The group reviewed the latest version of the RPKI statement; there was agreement that the text accurately reflected the IAB consensus.

Editor’s note: The IAB statement can be found here:

http://www.ietf.org/mail-archive/web/ietf-announce/current/msg07028.html

5. Liaison Message to Unicode Consortium

The IDNABIS WG, partly prompted by IAB work reflected in our IDN document (RFC 4690) a few years ago, designed a new set of standards that are now embodied in the IDNA2008 specification. A key element of that specification is the concept that the transfer to and from the Punycode-encoded ASCII-compatible (ACE) form should be a simple, straight-forward encoding, with as little mapping of one character into another as possible. The position that the Unicode leadership took when the original version of IDNA2003, was being developed was that it would be better to try and encode *all* of Unicode, including some controversial transforms between different code points that some consider to be equivalent but others do not. The current document being developed in the Unicode Technical Committee (UTC) more closely follows this latter model. That causes it to contradict the IETF specification for encoding of domain names.
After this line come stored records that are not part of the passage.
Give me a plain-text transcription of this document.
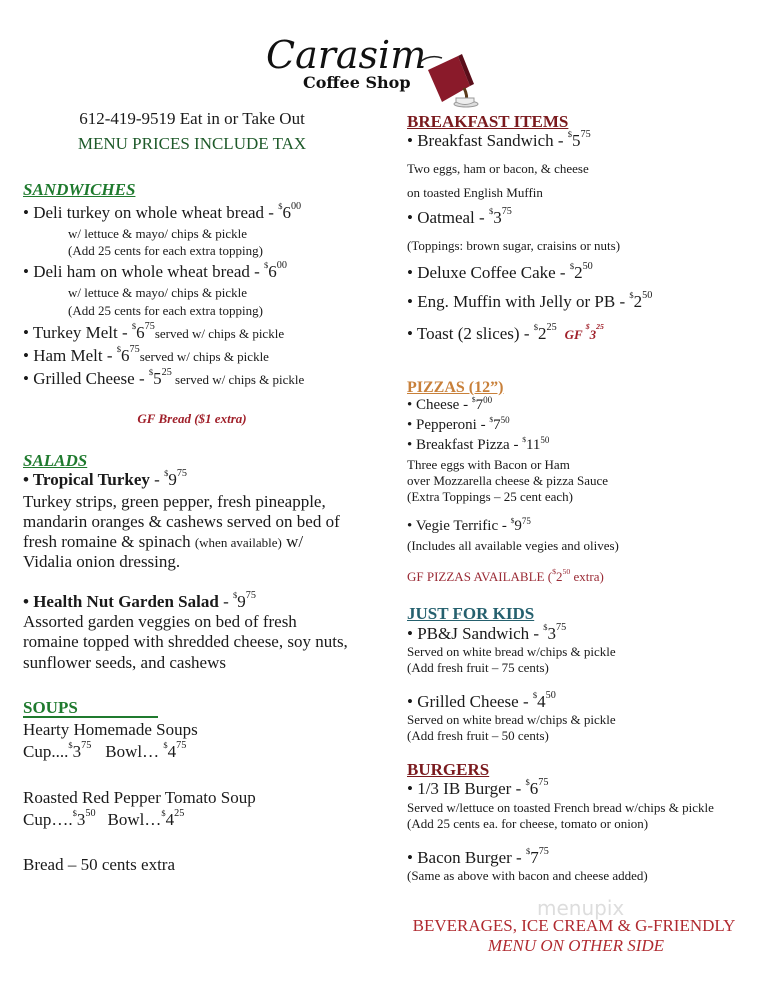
Carasim
Coffee Shop
612-419-9519 Eat in or Take Out
MENU PRICES INCLUDE TAX
SANDWICHES
• Deli turkey on whole wheat bread - $^{\$}6^{00}$
w/ lettuce & mayo/ chips & pickle
(Add 25 cents for each extra topping)
• Deli ham on whole wheat bread - $^{\$}6^{00}$
w/ lettuce & mayo/ chips & pickle
(Add 25 cents for each extra topping)
• Turkey Melt - $^{\$}6^{75}served$ w/ chips & pickle
• Ham Melt - $^{\$}6^{75}served$ w/ chips & pickle
• Grilled Cheese - $^{\$}5^{25}$ served w/ chips & pickle
GF Bread ($1 extra)
SALADS
• Tropical Turkey - $^{\$}9^{75}$
Turkey strips, green pepper, fresh pineapple,
mandarin oranges & cashews served on bed of
fresh romaine & spinach (when available) w/
Vidalia onion dressing.
• Health Nut Garden Salad - $^{\$}9^{75}$
Assorted garden veggies on bed of fresh
romaine topped with shredded cheese, soy nuts,
sunflower seeds, and cashews
SOUPS
Hearty Homemade Soups
$Cup....^{\$}3^{75}$ Bowl… $^{\$}4^{75}$
Roasted Red Pepper Tomato Soup
$Cup\dots.^{\$}3^{50}$ $Bowl\dots^{\$}4^{25}$
Bread – 50 cents extra
BREAKFAST ITEMS
• Breakfast Sandwich - $^{\$}5^{75}$
Two eggs, ham or bacon, & cheese
on toasted English Muffin
• Oatmeal - $^{\$}3^{75}$
(Toppings: brown sugar, craisins or nuts)
• Deluxe Coffee Cake - $^{\$}2^{50}$
• Eng. Muffin with Jelly or PB - $^{\$}2^{50}$
• Toast (2 slices) - $^{\$}2^{25}$ GF $^{\$}3^{25}$
PIZZAS (12”)
• Cheese - $^{\$}7^{00}$
• Pepperoni - $^{\$}7^{50}$
• Breakfast Pizza - $^{\$}11^{50}$
Three eggs with Bacon or Ham
over Mozzarella cheese & pizza Sauce
(Extra Toppings – 25 cent each)
• Vegie Terrific - $^{\$}9^{75}$
(Includes all available vegies and olives)
GF PIZZAS AVAILABLE ($^{\$}2^{50}$ extra)
JUST FOR KIDS
• PB&J Sandwich - $^{\$}3^{75}$
Served on white bread w/chips & pickle
(Add fresh fruit – 75 cents)
• Grilled Cheese - $^{\$}4^{50}$
Served on white bread w/chips & pickle
(Add fresh fruit – 50 cents)
BURGERS
• 1/3 IB Burger - $^{\$}6^{75}$
Served w/lettuce on toasted French bread w/chips & pickle
(Add 25 cents ea. for cheese, tomato or onion)
• Bacon Burger - $^{\$}7^{75}$
(Same as above with bacon and cheese added)
menupix
BEVERAGES, ICE CREAM & G-FRIENDLY
MENU ON OTHER SIDE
After a short discussion the board agreed to send a liaison on the matter; John and Patrik will draft text and send it to the IAB for review.

Editor’s note: The liaison correspondence can be found here:

https://datatracker.ietf.org/documents/LIAISON/file763.txt

6. .local Proposal

Olaf summarized a forthcoming document that is in progress that would establish an IANA registry for certain reserved DNS names. The need for such a registry was exposed by the multicast DNS specification that is currently being draft by Stuart. Another example is .localhost. Olaf has discussed this idea with a few interested parties; the registry would be an IANA maintained list.

Olaf will be updating the draft over the next few days, and will send the text to the IAB.

EXECUTIVE SESSION

7. IESG Slate Confirmation

Jon Peterson, IAB liaison to the Nomcom, reported that the Nomcom is still developing their response to the IAB’s questions. The IAB discussed the situation and the possible slate concerns, and agreed to continue deliberations on 3 February, once the Nomcom’s response is available.